Science, at least, has the decency to be cruel honestly.
Entropy does not smile and say everything happens for the best. Entropy says order requires energy, and if energy is not supplied, systems decay. That is all. No devotional soundtrack. No motivational talk. No neighborhood uncle claiming ancient India knew thermodynamics because some sage once sweated near a fire.
A life also needs energy to remain a life.
Not just calories.
Energy.
Social energy. Work energy. Civic energy. Erotic energy. The energy to imagine tomorrow as something other than today reheated badly. When that energy leaks for years, the self does not explode. It curdles. It becomes lumpy. It smells faintly of old milk and unpaid ambition.

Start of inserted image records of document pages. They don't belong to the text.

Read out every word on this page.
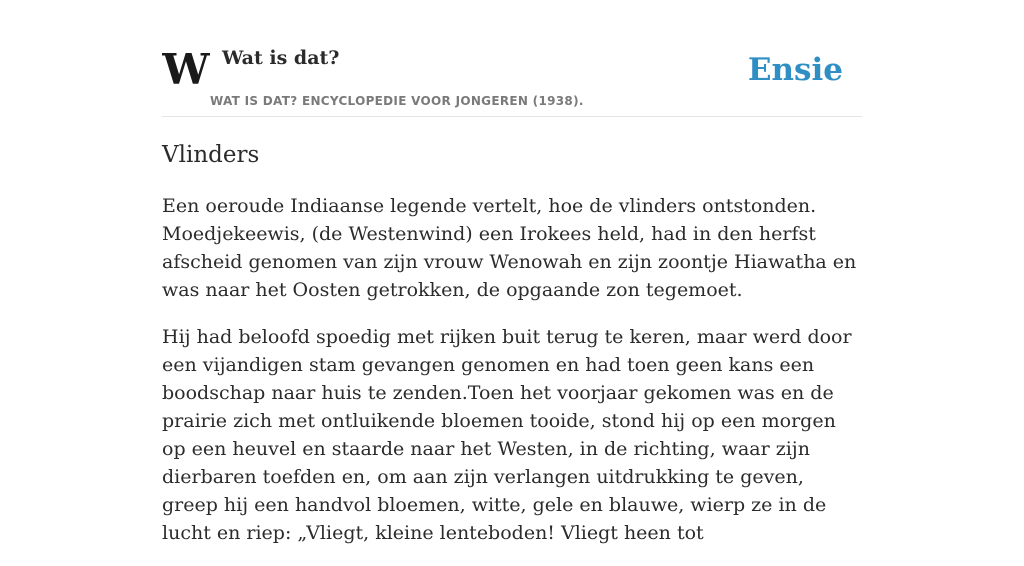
W Wat is dat?
WAT IS DAT? ENCYCLOPEDIE VOOR JONGEREN (1938).
Ensie
Vlinders

Een oeroude Indiaanse legende vertelt, hoe de vlinders ontstonden. Moedjekeewis, (de Westenwind) een Irokees held, had in den herfst afscheid genomen van zijn vrouw Wenowah en zijn zoontje Hiawatha en was naar het Oosten getrokken, de opgaande zon tegemoet.

Hij had beloofd spoedig met rijken buit terug te keren, maar werd door een vijandigen stam gevangen genomen en had toen geen kans een boodschap naar huis te zenden.Toen het voorjaar gekomen was en de prairie zich met ontluikende bloemen tooide, stond hij op een morgen op een heuvel en staarde naar het Westen, in de richting, waar zijn dierbaren toefden en, om aan zijn verlangen uitdrukking te geven, greep hij een handvol bloemen, witte, gele en blauwe, wierp ze in de lucht en riep: „Vliegt, kleine lenteboden! Vliegt heen tot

And still the bladder wakes you.
This is the final insult and perhaps the final proof of biology’s vulgar sovereignty. Philosophy can collapse, politics can rot, career can vanish, hope can become a crushed mosquito on the wall, but the bladder remains a punctual civil servant.
It says, get up.
The bowel too, less polite and more federal in its authority, announces that whatever metaphysical despair may be in progress, evacuation is pending.
So I get up.
Not heroically.
No violins.
Just a half-bent man in a cheap room, shuffling toward the bathroom, holding the waistband of his shorts, feeling the knees complain, the stomach mutter, the skull throb, and somewhere in the distance of the mind a tiny clerk writes: still alive, kindly process tomorrow’s paperwork.
There is no lesson here.
There is only the nethermost.
And one rice grain stuck to my toe, following me across the floor like a loyal little creature with ambition.